Não sei que outro título poderia dar a este post... Não fazia tenções de voltar a escrever neste blog. Já há muito tempo não tinha vontade de o fazer, e era bastante claro para mim que este espaço já teria dado o seu último suspiro. No regresso a casa iniciaria outro. Continuo a tencionar fazer isso, mas neste momento sinto mesmo necessidade de escrever aqui. Hoje foi o último dia do estágio. Parto amanhã porque assim é como um penso rápido... arranca-se de uma vez e já está. Chego ao Porto sábado de manhã, é fim-de-semana e a família está toda em casa, à noite já vou ao Dragão, volto para casa com amigos, provavelmente vamos comer pizza ou assim, depois jogar um joguito de tabuleiro ou uma suecada, possivelmente ver um filme. Tudo perfeitinho. Sábado à noite vou sentir aquele warm and fuzzy feeling de quem está exactamente onde queria estar.
Mas hoje ainda não é sábado. Hoje é quinta-feira, o último dia do estágio. Houve discurso do Connal com lágrimas nos olhos, mas eu não consegui conter as minhas. Houve abraços e palminhas e montes de prendas. Houve um cartão com mensagens - a maioria delas perfeitos clichés de gente que pouco mais do que boa tarde me disse, mas outras mais pessoais e mais sentidas. Fartei-me de chorar e continuo a chorar.

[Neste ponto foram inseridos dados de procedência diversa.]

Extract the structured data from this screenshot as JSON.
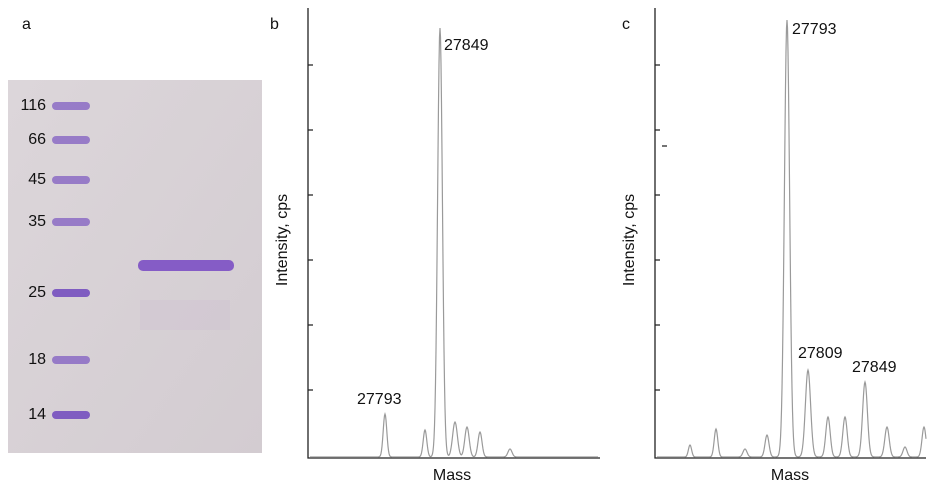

Aquela música "Home", do Michael Bublé, agora regravada por uma boyband, é sem dúvida bastante irritante. Mas nos últimos tempos não conseguia evitar um pequeno sorriso quando ouvia a parte "I've had my run, but baby I'm done, I wanna go home". Porque é verdade, eu quero mesmo ir para casa. O meu tempo aqui foi fantástico mas chegou claramente ao fim. Ran its course. Estou preparada para voltar. Mas mesmo assim parte-me o coração. Amanhã de manhã volto ao escritório. Queria pelo menos uma foto, e hoje esqueci-me de a tirar. Tornou mais fácil a saída hoje. Mas amanhã vai custar.

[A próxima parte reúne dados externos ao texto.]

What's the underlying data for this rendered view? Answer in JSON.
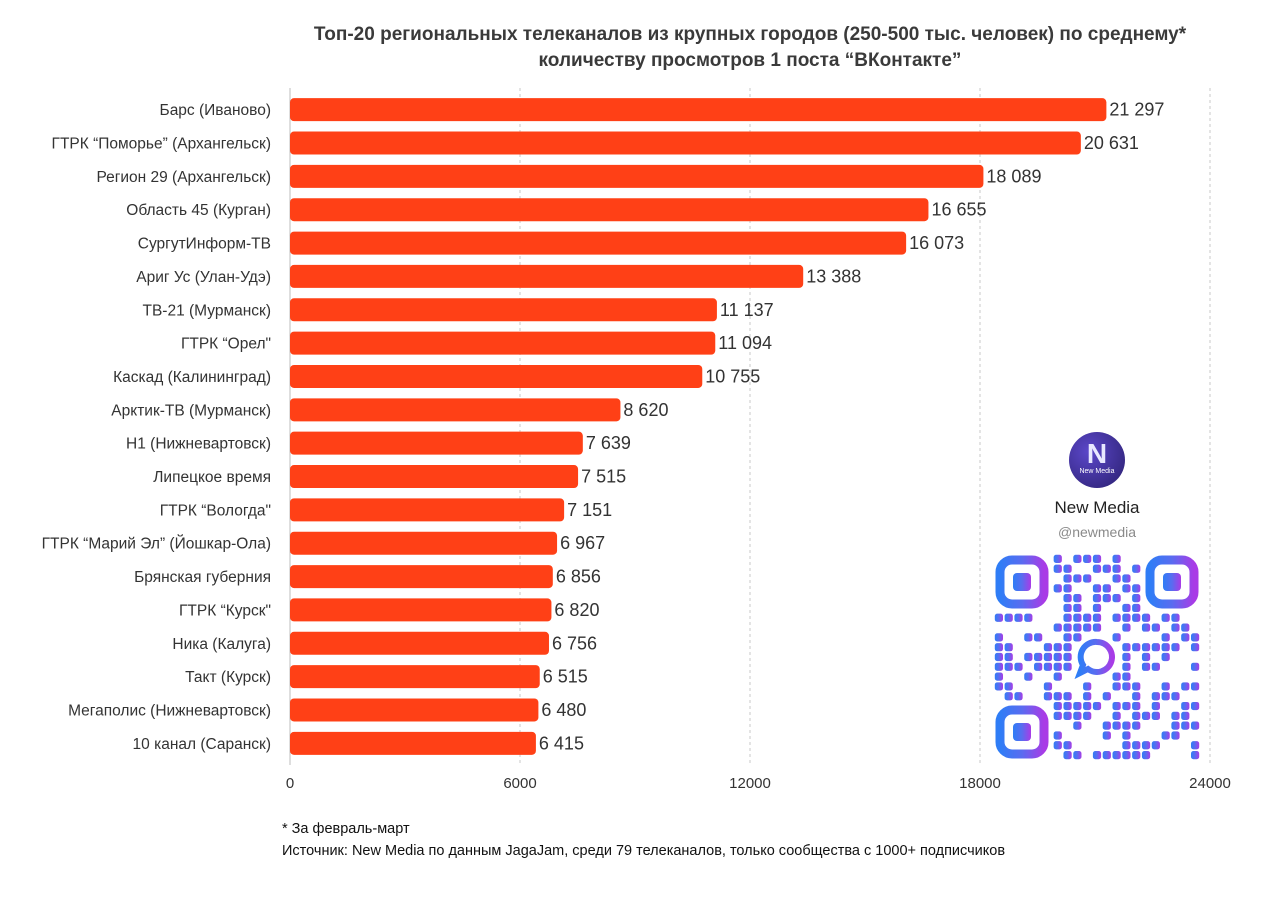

I can't bring myself to pack my bags. Can't bring myself to stop using english expressions when speaking, writing or thinking in portuguese. Tinha planeado fazer as malas com calma, limpar o quarto, tomar banho. Ficar preparada para amanhã não ter grande coisa que fazer. Dar uma volta pelo centro e seguir para o aeroporto a meio da tarde. Ainda tenciono fazer isso, mas vou acabar por ir dormir de madrugada. São quase nove da noite e estou aqui a navegar pela net sem propósito, a olhar para a playlist sem saber bem o que por a tocar. Ainda tenho que colocar música no leitor de mp3 para o regresso, para a noite em Stansted. Música de recomeço.
Estou entusiasmada com o regresso. Assustada, mas entusiasmada. Quero voltar, quero mesmo. Mas não queria nada partir.
Vou voltar. Claro. Deixo tanto por ver nesta cidade e neste país. E viver em Glasgow on a portuguese budget não deixa muita margem de manobra para aproveitar o que esta cidade tem para oferecer, por isso tenho mesmo que voltar. Mas estas coisas de voltar... Será que volto? E quando? Não sei. Só sei que agora dói partir.
Amanhã vou ao escritório logo de manhã, mas enquanto estiver em Glasgow de certeza que o nó no meu peito não se vai desfazer. Talvez no comboio para Prestwick. Talvez aí já consiga abstrair-me do partir e concentrar-me no chegar. Até lá vão ser umas duras 20 horas.